Aussi, commençons en vous exprimant que nous partageons entièrement le préambule sur la nature et la nécessité du rapport d’activités organisationnel. Comme vous, nous affirmons qu’une organisation d’allégeance marxiste possède une histoire programmatique à laquelle elle doit se référer si elle se veut réellement dialectique. Ceci implique effectivement un réexamen et un retour critique sur les activités politiques de l’organisation afin de dégager les positions programmatiques prolétariennes des éléments qui lui sont étrangers ; car, bien sûr, aucune organisation révolutionnaire n’est à l’abri d’une pénétration de l’idéologie bourgeoise en son sein.

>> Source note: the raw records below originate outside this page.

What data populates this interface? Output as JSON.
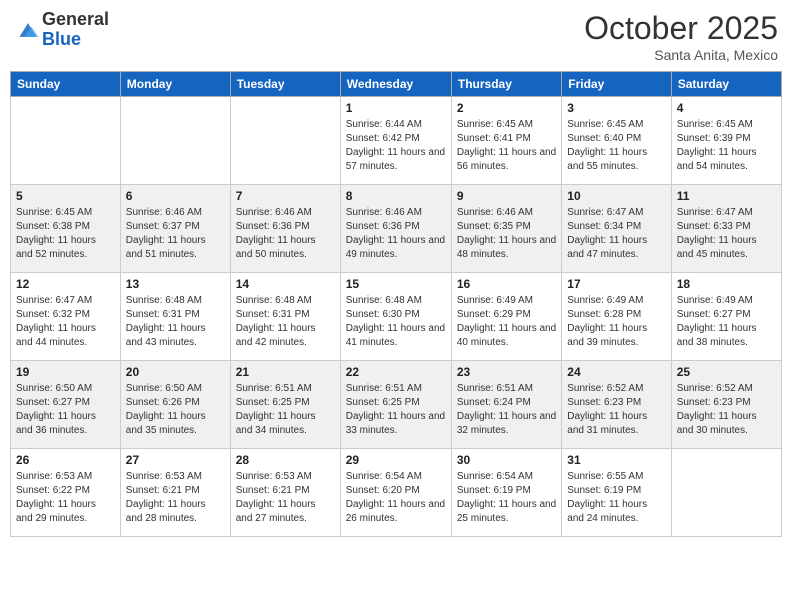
{
  "logo": {
    "general": "General",
    "blue": "Blue"
  },
  "title": {
    "month_year": "October 2025",
    "location": "Santa Anita, Mexico"
  },
  "days": [
    "Sunday",
    "Monday",
    "Tuesday",
    "Wednesday",
    "Thursday",
    "Friday",
    "Saturday"
  ],
  "weeks": [
    [
      {
        "date": "",
        "sunrise": "",
        "sunset": "",
        "daylight": ""
      },
      {
        "date": "",
        "sunrise": "",
        "sunset": "",
        "daylight": ""
      },
      {
        "date": "",
        "sunrise": "",
        "sunset": "",
        "daylight": ""
      },
      {
        "date": "1",
        "sunrise": "Sunrise: 6:44 AM",
        "sunset": "Sunset: 6:42 PM",
        "daylight": "Daylight: 11 hours and 57 minutes."
      },
      {
        "date": "2",
        "sunrise": "Sunrise: 6:45 AM",
        "sunset": "Sunset: 6:41 PM",
        "daylight": "Daylight: 11 hours and 56 minutes."
      },
      {
        "date": "3",
        "sunrise": "Sunrise: 6:45 AM",
        "sunset": "Sunset: 6:40 PM",
        "daylight": "Daylight: 11 hours and 55 minutes."
      },
      {
        "date": "4",
        "sunrise": "Sunrise: 6:45 AM",
        "sunset": "Sunset: 6:39 PM",
        "daylight": "Daylight: 11 hours and 54 minutes."
      }
    ],
    [
      {
        "date": "5",
        "sunrise": "Sunrise: 6:45 AM",
        "sunset": "Sunset: 6:38 PM",
        "daylight": "Daylight: 11 hours and 52 minutes."
      },
      {
        "date": "6",
        "sunrise": "Sunrise: 6:46 AM",
        "sunset": "Sunset: 6:37 PM",
        "daylight": "Daylight: 11 hours and 51 minutes."
      },
      {
        "date": "7",
        "sunrise": "Sunrise: 6:46 AM",
        "sunset": "Sunset: 6:36 PM",
        "daylight": "Daylight: 11 hours and 50 minutes."
      },
      {
        "date": "8",
        "sunrise": "Sunrise: 6:46 AM",
        "sunset": "Sunset: 6:36 PM",
        "daylight": "Daylight: 11 hours and 49 minutes."
      },
      {
        "date": "9",
        "sunrise": "Sunrise: 6:46 AM",
        "sunset": "Sunset: 6:35 PM",
        "daylight": "Daylight: 11 hours and 48 minutes."
      },
      {
        "date": "10",
        "sunrise": "Sunrise: 6:47 AM",
        "sunset": "Sunset: 6:34 PM",
        "daylight": "Daylight: 11 hours and 47 minutes."
      },
      {
        "date": "11",
        "sunrise": "Sunrise: 6:47 AM",
        "sunset": "Sunset: 6:33 PM",
        "daylight": "Daylight: 11 hours and 45 minutes."
      }
    ],
    [
      {
        "date": "12",
        "sunrise": "Sunrise: 6:47 AM",
        "sunset": "Sunset: 6:32 PM",
        "daylight": "Daylight: 11 hours and 44 minutes."
      },
      {
        "date": "13",
        "sunrise": "Sunrise: 6:48 AM",
        "sunset": "Sunset: 6:31 PM",
        "daylight": "Daylight: 11 hours and 43 minutes."
      },
      {
        "date": "14",
        "sunrise": "Sunrise: 6:48 AM",
        "sunset": "Sunset: 6:31 PM",
        "daylight": "Daylight: 11 hours and 42 minutes."
      },
      {
        "date": "15",
        "sunrise": "Sunrise: 6:48 AM",
        "sunset": "Sunset: 6:30 PM",
        "daylight": "Daylight: 11 hours and 41 minutes."
      },
      {
        "date": "16",
        "sunrise": "Sunrise: 6:49 AM",
        "sunset": "Sunset: 6:29 PM",
        "daylight": "Daylight: 11 hours and 40 minutes."
      },
      {
        "date": "17",
        "sunrise": "Sunrise: 6:49 AM",
        "sunset": "Sunset: 6:28 PM",
        "daylight": "Daylight: 11 hours and 39 minutes."
      },
      {
        "date": "18",
        "sunrise": "Sunrise: 6:49 AM",
        "sunset": "Sunset: 6:27 PM",
        "daylight": "Daylight: 11 hours and 38 minutes."
      }
    ],
    [
      {
        "date": "19",
        "sunrise": "Sunrise: 6:50 AM",
        "sunset": "Sunset: 6:27 PM",
        "daylight": "Daylight: 11 hours and 36 minutes."
      },
      {
        "date": "20",
        "sunrise": "Sunrise: 6:50 AM",
        "sunset": "Sunset: 6:26 PM",
        "daylight": "Daylight: 11 hours and 35 minutes."
      },
      {
        "date": "21",
        "sunrise": "Sunrise: 6:51 AM",
        "sunset": "Sunset: 6:25 PM",
        "daylight": "Daylight: 11 hours and 34 minutes."
      },
      {
        "date": "22",
        "sunrise": "Sunrise: 6:51 AM",
        "sunset": "Sunset: 6:25 PM",
        "daylight": "Daylight: 11 hours and 33 minutes."
      },
      {
        "date": "23",
        "sunrise": "Sunrise: 6:51 AM",
        "sunset": "Sunset: 6:24 PM",
        "daylight": "Daylight: 11 hours and 32 minutes."
      },
      {
        "date": "24",
        "sunrise": "Sunrise: 6:52 AM",
        "sunset": "Sunset: 6:23 PM",
        "daylight": "Daylight: 11 hours and 31 minutes."
      },
      {
        "date": "25",
        "sunrise": "Sunrise: 6:52 AM",
        "sunset": "Sunset: 6:23 PM",
        "daylight": "Daylight: 11 hours and 30 minutes."
      }
    ],
    [
      {
        "date": "26",
        "sunrise": "Sunrise: 6:53 AM",
        "sunset": "Sunset: 6:22 PM",
        "daylight": "Daylight: 11 hours and 29 minutes."
      },
      {
        "date": "27",
        "sunrise": "Sunrise: 6:53 AM",
        "sunset": "Sunset: 6:21 PM",
        "daylight": "Daylight: 11 hours and 28 minutes."
      },
      {
        "date": "28",
        "sunrise": "Sunrise: 6:53 AM",
        "sunset": "Sunset: 6:21 PM",
        "daylight": "Daylight: 11 hours and 27 minutes."
      },
      {
        "date": "29",
        "sunrise": "Sunrise: 6:54 AM",
        "sunset": "Sunset: 6:20 PM",
        "daylight": "Daylight: 11 hours and 26 minutes."
      },
      {
        "date": "30",
        "sunrise": "Sunrise: 6:54 AM",
        "sunset": "Sunset: 6:19 PM",
        "daylight": "Daylight: 11 hours and 25 minutes."
      },
      {
        "date": "31",
        "sunrise": "Sunrise: 6:55 AM",
        "sunset": "Sunset: 6:19 PM",
        "daylight": "Daylight: 11 hours and 24 minutes."
      },
      {
        "date": "",
        "sunrise": "",
        "sunset": "",
        "daylight": ""
      }
    ]
  ]
}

Nous l’avons d’ailleurs, à un degré plus ou moins important, expérimenté au cours de l’année 2011, lorsque fut produit le document « Contribution à un état des lieux de la GCI », un combat qui fut néanmoins, à plusieurs égards, salutaire !

En effet, à un certain moment, nous avons même caressé l’idée de se fractionner. Dans les faits, nous avons évité une situation bien pire car la fraction aurait probablement entraîné l’éclatement de notre groupe vu le peu d’expérience politique que nous avons concernant cette question. Nous pouvons cependant dire avec fierté que nous avons su éviter tout ceci en restant unis malgré les divergences presque acerbes qui sont survenues, en maintenant fortement le cap sur le débat, la critique… Pour finalement entreprendre le repositionnement interne des CI-K. C’est donc une expérience qui nous est chère et dont nous nous revendiquons entièrement malgré ce détour effectué vers le marais de la Gauche Communiste (Controverses, IPPI, IOD). Notre « Retour Critique », bien qu’il ait relativement soulevé moins de discussions, nous a permis de remettre les pendules à l’heure et d’appréhender plus clairement ce que représentent actuellement le véritable camp prolétarien et notre rôle dans celui-ci.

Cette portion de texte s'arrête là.